Le Rassemblement national pourrait donc décider de ne pas suivre les recommandations du régulateur de l'énergie et bloquer cette hausse du coût d'acheminement du gaz, dont doivent obligatoirement s'acquitter les fournisseurs. Lesquels ne répercuteraient donc pas de nouveaux coûts dans leurs offres destinées aux particuliers. Mais là encore, cette approche se heurte à une grande limite : qui paierait les investissements nécessaires au maintien du réseau de distribution de gaz et à son adaptation pour accueillir du gaz vert ? Et ce alors qu'il faut « raccorder de plus en plus d'unités de production de biogaz, éparpillées sur le territoire et parfois éloignées du réseau », relève Jacques Percebois.
Jouer sur les taxes... au détriment des contribuables !
Dernière solution pour jouer sur le prix du gaz auquel sont exposés les ménages : baisser le niveau des taxes, qui constituent la troisième composante de la facture, après le coût de la molécule et le coût des réseaux. C'est d'ailleurs la mesure phare du Rassemblement national : baisser la TVA sur l'énergie à 5,5%, au lieu des 20% actuellement en vigueur.

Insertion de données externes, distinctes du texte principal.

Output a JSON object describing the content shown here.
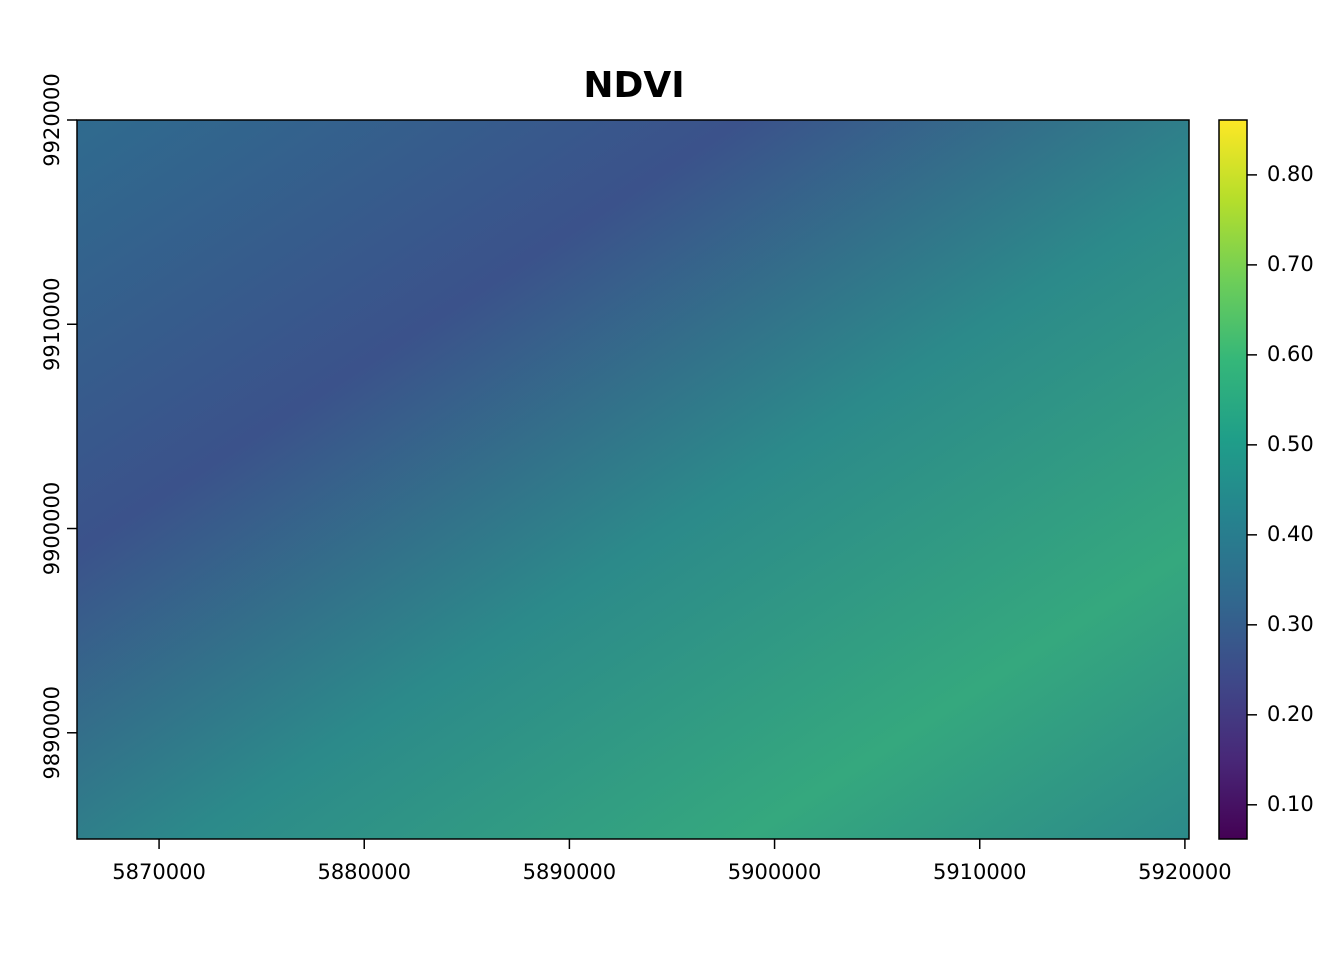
{
  "chart_data": {
    "type": "raster",
    "title": "NDVI",
    "colormap": "viridis",
    "xlim": [
      5866000,
      5920200
    ],
    "xticks": [
      5870000,
      5880000,
      5890000,
      5900000,
      5910000,
      5920000
    ],
    "ylim": [
      9884800,
      9920000
    ],
    "yticks": [
      9890000,
      9900000,
      9910000,
      9920000
    ],
    "zlim": [
      0.062,
      0.861
    ],
    "zticks": [
      {
        "value": 0.1,
        "label": "0.10"
      },
      {
        "value": 0.2,
        "label": "0.20"
      },
      {
        "value": 0.3,
        "label": "0.30"
      },
      {
        "value": 0.4,
        "label": "0.40"
      },
      {
        "value": 0.5,
        "label": "0.50"
      },
      {
        "value": 0.6,
        "label": "0.60"
      },
      {
        "value": 0.7,
        "label": "0.70"
      },
      {
        "value": 0.8,
        "label": "0.80"
      }
    ]
  }
}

« Concrètement, cela se traduirait par une baisse du prix du kilowattheure de plus de 10%. Il passerait ainsi de 10,26 centimes à 9,02 centimes », détaille Maxime de La Raudière. Pour un ménage consommant du gaz naturel cela représenterait en moyenne 125 euros d'économies par an, estime ainsi Sélectra. « Ce qui annulerait presque la totalité de la hausse du prix repère », pointe son directeur général délégué. En revanche, le coût pour le contribuable s'élèverait à 2,3 milliards d'euros rien que pour la baisse de TVA sur le gaz, selon les calculs de Bercy. Et ce, « alors même que nous sortons d'une crise énergétique durant laquelle les particuliers ont été protégés par un bouclier tarifaire au coût exorbitant », pointe Selectra. Enfin, une baisse générale de la TVA sur l'énergie, y compris sur les carburants, serait contraire à la directive européennes de 2006.